The irony of the inability to complete a legitimate recount of the Detroit City clerk election is that the screw-ups that tainted so many ballots were among the best reasons Clerk Janice Winfrey should have been unseated in the first place.
Winfrey’s inability to manage an error-free election is disenfranchising Detroit voters.
But the chaos serves her own interests very well. Not being able to recount the tainted ballots, particularly those cast by absentee voters, thwarted a recount by her challenger in the November election, Garland Gilchrist II.
Twenty-eight percent of the precinct sample requested by Gilchrist III could not be recounted for various reasons.
In some cases, the sealed ballot boxes contained far fewer ballots than was reported in the Department of Elections official tally.
Seals were found broken or boxes were otherwise unsecured, making the ballots inside ineligible for the recount.
Similar problems occurred in Detroit in the 2016 presidential election, when a recount of Michigan was started and then stopped. That recount could not have gone reliably forward because so many ballots in Detroit were spoiled.
Winfrey can’t seem to get it right.

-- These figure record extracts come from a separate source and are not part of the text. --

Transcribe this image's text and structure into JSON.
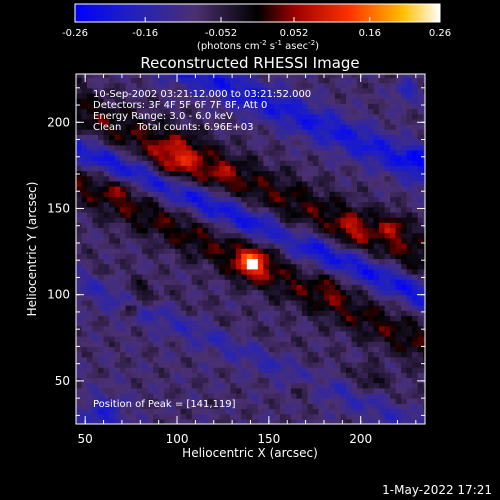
{
  "chart_data": {
    "type": "heatmap",
    "title": "Reconstructed RHESSI Image",
    "xlabel": "Heliocentric X (arcsec)",
    "ylabel": "Heliocentric Y (arcsec)",
    "xlim": [
      45,
      235
    ],
    "ylim": [
      25,
      228
    ],
    "x_ticks": [
      50,
      100,
      150,
      200
    ],
    "y_ticks": [
      50,
      100,
      150,
      200
    ],
    "colorbar": {
      "range": [
        -0.26,
        0.26
      ],
      "ticks": [
        -0.26,
        -0.16,
        -0.052,
        0.052,
        0.16,
        0.26
      ],
      "tick_labels": [
        "-0.26",
        "-0.16",
        "-0.052",
        "0.052",
        "0.16",
        "0.26"
      ],
      "label_parts": [
        "(photons cm",
        "-2",
        " s",
        "-1",
        " asec",
        "-2",
        ")"
      ]
    },
    "annotations": [
      "10-Sep-2002 03:21:12.000 to 03:21:52.000",
      "Detectors: 3F 4F 5F 6F 7F 8F, Att 0",
      "Energy Range: 3.0 - 6.0 keV",
      "Clean     Total counts: 6.96E+03"
    ],
    "peak_label": "Position of Peak = [141,119]",
    "peak": {
      "x": 141,
      "y": 119,
      "value": 0.26
    },
    "grid": false,
    "colors": {
      "background": "#000000",
      "text": "#ffffff",
      "low": "#0000ff",
      "mid": "#000000",
      "high": "#ffffff"
    },
    "features": [
      {
        "kind": "band",
        "cx": 128,
        "cy": 170,
        "dx": 1,
        "dy": -0.45,
        "width": 14,
        "value": 0.09
      },
      {
        "kind": "band",
        "cx": 160,
        "cy": 108,
        "dx": 1,
        "dy": -0.5,
        "width": 12,
        "value": 0.09
      },
      {
        "kind": "band",
        "cx": 185,
        "cy": 52,
        "dx": 1,
        "dy": -0.45,
        "width": 9,
        "value": 0.1
      },
      {
        "kind": "band",
        "cx": 150,
        "cy": 138,
        "dx": 1,
        "dy": -0.45,
        "width": 8,
        "value": -0.14
      },
      {
        "kind": "band",
        "cx": 120,
        "cy": 78,
        "dx": 1,
        "dy": -0.45,
        "width": 9,
        "value": -0.14
      },
      {
        "kind": "band",
        "cx": 175,
        "cy": 200,
        "dx": 1,
        "dy": -0.45,
        "width": 10,
        "value": -0.12
      },
      {
        "kind": "blob",
        "cx": 141,
        "cy": 119,
        "r": 9,
        "value": 0.17
      },
      {
        "kind": "blob",
        "cx": 100,
        "cy": 178,
        "r": 14,
        "value": 0.1
      },
      {
        "kind": "blob",
        "cx": 125,
        "cy": 170,
        "r": 8,
        "value": 0.05
      },
      {
        "kind": "blob",
        "cx": 70,
        "cy": 162,
        "r": 7,
        "value": 0.06
      },
      {
        "kind": "blob",
        "cx": 160,
        "cy": 135,
        "r": 8,
        "value": 0.06
      },
      {
        "kind": "blob",
        "cx": 195,
        "cy": 138,
        "r": 9,
        "value": 0.07
      },
      {
        "kind": "blob",
        "cx": 218,
        "cy": 140,
        "r": 8,
        "value": 0.08
      },
      {
        "kind": "blob",
        "cx": 80,
        "cy": 100,
        "r": 7,
        "value": 0.07
      },
      {
        "kind": "blob",
        "cx": 75,
        "cy": 92,
        "r": 4,
        "value": 0.08
      },
      {
        "kind": "blob",
        "cx": 185,
        "cy": 105,
        "r": 8,
        "value": 0.05
      },
      {
        "kind": "blob",
        "cx": 205,
        "cy": 52,
        "r": 7,
        "value": 0.06
      },
      {
        "kind": "blob",
        "cx": 170,
        "cy": 48,
        "r": 8,
        "value": 0.05
      },
      {
        "kind": "blob",
        "cx": 60,
        "cy": 30,
        "r": 12,
        "value": -0.1
      },
      {
        "kind": "blob",
        "cx": 225,
        "cy": 218,
        "r": 6,
        "value": -0.1
      },
      {
        "kind": "blob",
        "cx": 230,
        "cy": 180,
        "r": 6,
        "value": -0.08
      }
    ]
  },
  "footer": {
    "date": "1-May-2022 17:21"
  }
}
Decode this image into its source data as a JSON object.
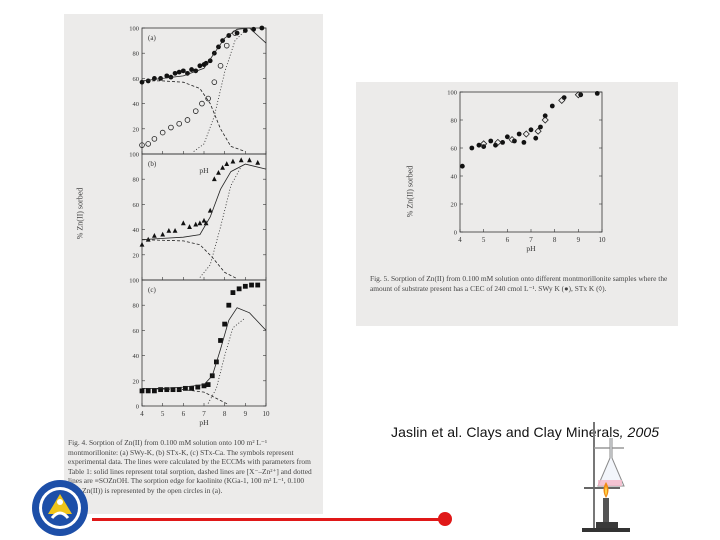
{
  "left_figure": {
    "ylabel": "% Zn(II) sorbed",
    "xlabel": "pH",
    "panels": [
      {
        "label": "(a)",
        "ticks_y": [
          "100",
          "80",
          "60",
          "40",
          "20",
          "0"
        ]
      },
      {
        "label": "(b)",
        "ticks_y": [
          "100",
          "80",
          "60",
          "40",
          "20",
          "0"
        ]
      },
      {
        "label": "(c)",
        "ticks_y": [
          "100",
          "80",
          "60",
          "40",
          "20",
          "0"
        ]
      }
    ],
    "ticks_x": [
      "4",
      "5",
      "6",
      "7",
      "8",
      "9",
      "10"
    ],
    "caption": "Fig. 4. Sorption of Zn(II) from 0.100 mM solution onto 100 m² L⁻¹ montmorillonite: (a) SWy-K, (b) STx-K, (c) STx-Ca. The symbols represent experimental data. The lines were calculated by the ECCMs with parameters from Table 1: solid lines represent total sorption, dashed lines are [X⁻–Zn²⁺] and dotted lines are ≡SOZnOH. The sorption edge for kaolinite (KGa-1, 100 m² L⁻¹, 0.100 mM Zn(II)) is represented by the open circles in (a)."
  },
  "right_figure": {
    "ylabel": "% Zn(II) sorbed",
    "xlabel": "pH",
    "ticks_y": [
      "100",
      "80",
      "60",
      "40",
      "20",
      "0"
    ],
    "ticks_x": [
      "4",
      "5",
      "6",
      "7",
      "8",
      "9",
      "10"
    ],
    "caption": "Fig. 5. Sorption of Zn(II) from 0.100 mM solution onto different montmorillonite samples where the amount of substrate present has a CEC of 240 cmol L⁻¹. SWy K (●), STx K (◊)."
  },
  "citation": {
    "authors": "Jaslin et al. ",
    "journal": "Clays and Clay Minerals",
    "year": ", 2005"
  },
  "colors": {
    "accent_red": "#e01818",
    "scan_bg": "#ecebea"
  },
  "icons": [
    "university-logo",
    "bunsen-burner-icon"
  ],
  "chart_data": [
    {
      "type": "scatter",
      "panel": "(a)",
      "xlabel": "pH",
      "ylabel": "% Zn(II) sorbed",
      "xlim": [
        4,
        10
      ],
      "ylim": [
        0,
        100
      ],
      "series": [
        {
          "marker": "filled-circle",
          "x": [
            4.0,
            4.3,
            4.6,
            4.9,
            5.2,
            5.4,
            5.6,
            5.8,
            6.0,
            6.2,
            6.4,
            6.6,
            6.8,
            7.0,
            7.1,
            7.3,
            7.5,
            7.7,
            7.9,
            8.2,
            8.6,
            9.0,
            9.4,
            9.8
          ],
          "y": [
            57,
            58,
            60,
            60,
            62,
            61,
            64,
            65,
            66,
            64,
            67,
            66,
            70,
            71,
            72,
            74,
            80,
            85,
            90,
            94,
            96,
            98,
            99,
            100
          ]
        },
        {
          "marker": "open-circle",
          "x": [
            4.0,
            4.3,
            4.6,
            5.0,
            5.4,
            5.8,
            6.2,
            6.6,
            6.9,
            7.2,
            7.5,
            7.8,
            8.1,
            8.5
          ],
          "y": [
            7,
            8,
            12,
            17,
            21,
            24,
            27,
            34,
            40,
            44,
            57,
            70,
            86,
            96
          ]
        }
      ]
    },
    {
      "type": "scatter",
      "panel": "(b)",
      "xlabel": "pH",
      "ylabel": "% Zn(II) sorbed",
      "xlim": [
        4,
        10
      ],
      "ylim": [
        0,
        100
      ],
      "series": [
        {
          "marker": "filled-triangle",
          "x": [
            4.0,
            4.3,
            4.6,
            5.0,
            5.3,
            5.6,
            6.0,
            6.3,
            6.6,
            6.8,
            7.0,
            7.1,
            7.3,
            7.5,
            7.7,
            7.9,
            8.1,
            8.4,
            8.8,
            9.2,
            9.6
          ],
          "y": [
            28,
            32,
            35,
            36,
            39,
            39,
            45,
            42,
            44,
            45,
            47,
            45,
            55,
            80,
            85,
            89,
            92,
            94,
            95,
            95,
            93
          ]
        }
      ]
    },
    {
      "type": "scatter",
      "panel": "(c)",
      "xlabel": "pH",
      "ylabel": "% Zn(II) sorbed",
      "xlim": [
        4,
        10
      ],
      "ylim": [
        0,
        100
      ],
      "series": [
        {
          "marker": "filled-square",
          "x": [
            4.0,
            4.3,
            4.6,
            4.9,
            5.2,
            5.5,
            5.8,
            6.1,
            6.4,
            6.7,
            7.0,
            7.2,
            7.4,
            7.6,
            7.8,
            8.0,
            8.2,
            8.4,
            8.7,
            9.0,
            9.3,
            9.6
          ],
          "y": [
            12,
            12,
            12,
            13,
            13,
            13,
            13,
            14,
            14,
            15,
            16,
            17,
            24,
            35,
            52,
            65,
            80,
            90,
            93,
            95,
            96,
            96
          ]
        }
      ]
    },
    {
      "type": "scatter",
      "panel": "Fig. 5",
      "xlabel": "pH",
      "ylabel": "% Zn(II) sorbed",
      "xlim": [
        4,
        10
      ],
      "ylim": [
        0,
        100
      ],
      "series": [
        {
          "marker": "filled-circle",
          "x": [
            4.1,
            4.5,
            4.8,
            5.0,
            5.3,
            5.5,
            5.8,
            6.0,
            6.3,
            6.5,
            6.7,
            7.0,
            7.2,
            7.4,
            7.6,
            7.9,
            8.4,
            9.1,
            9.8
          ],
          "y": [
            47,
            60,
            62,
            61,
            65,
            62,
            64,
            68,
            65,
            70,
            64,
            73,
            67,
            75,
            83,
            90,
            96,
            98,
            99
          ]
        },
        {
          "marker": "open-diamond",
          "x": [
            5.0,
            5.6,
            6.2,
            6.8,
            7.3,
            7.6,
            8.3,
            9.0
          ],
          "y": [
            63,
            64,
            66,
            70,
            72,
            80,
            94,
            98
          ]
        }
      ]
    }
  ]
}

So she shouldn’t be allowed to run another election without intense oversight.
Before the next city election, next August’s primary for state and federal offices, the state secretary of state should put Winfrey and her staff through a thorough training program.
She should be given a clear checklist of what must be done to protect the integrity of an election.

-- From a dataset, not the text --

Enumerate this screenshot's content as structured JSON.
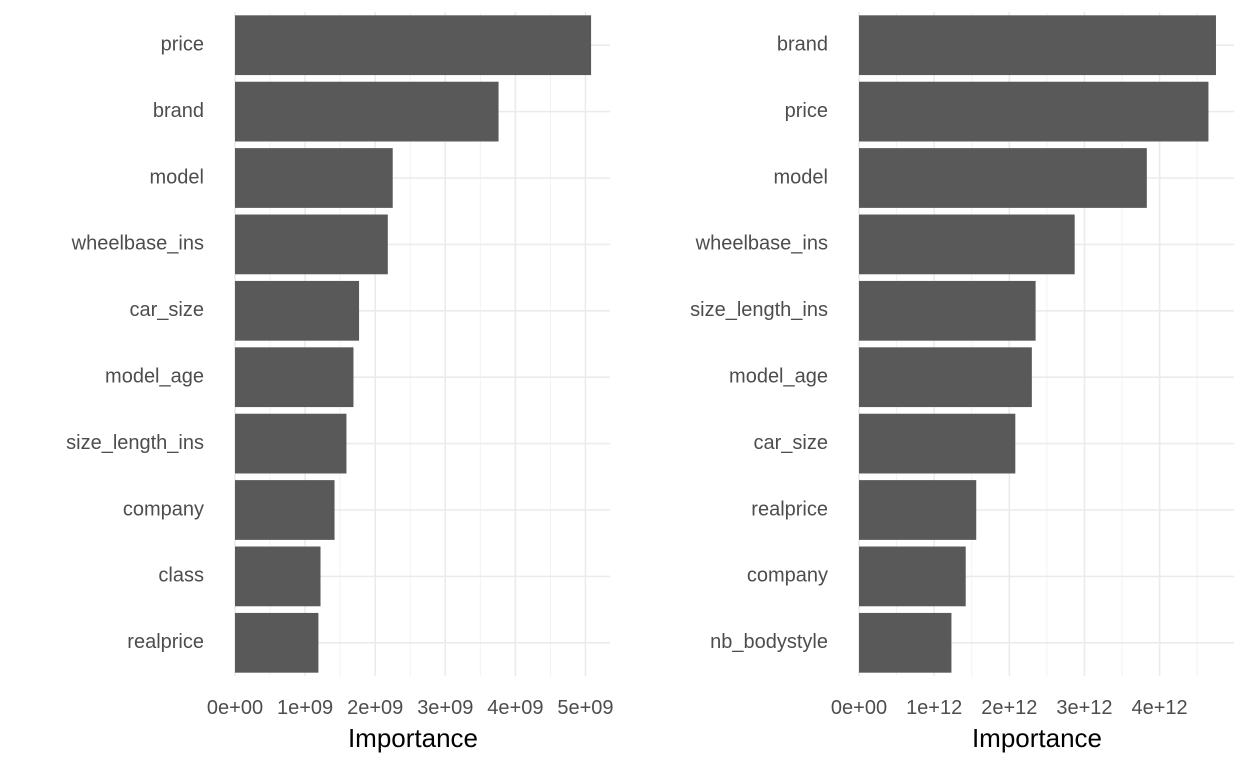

And on Election Day, the state should deploy trained workers to help assure the Detroit staff gets it right.
The right to vote is too precious to allow it to be denied through bureaucratic bungling. The 2018 election will be vital to Detroit and Michigan. City voters will be electing a new congressman, as well as helping pick a governor and other state officeholders.
The outcomes may well depend on Winfrey’s ability to do the job she sought.
We’re reluctant to suggest a state takeover of any Detroit city function by the state, given the hard feelings generated by past interventions.
But the right to vote and have your vote counted must be assured to city voters.
If Winfrey can’t do it, the state will have to step in.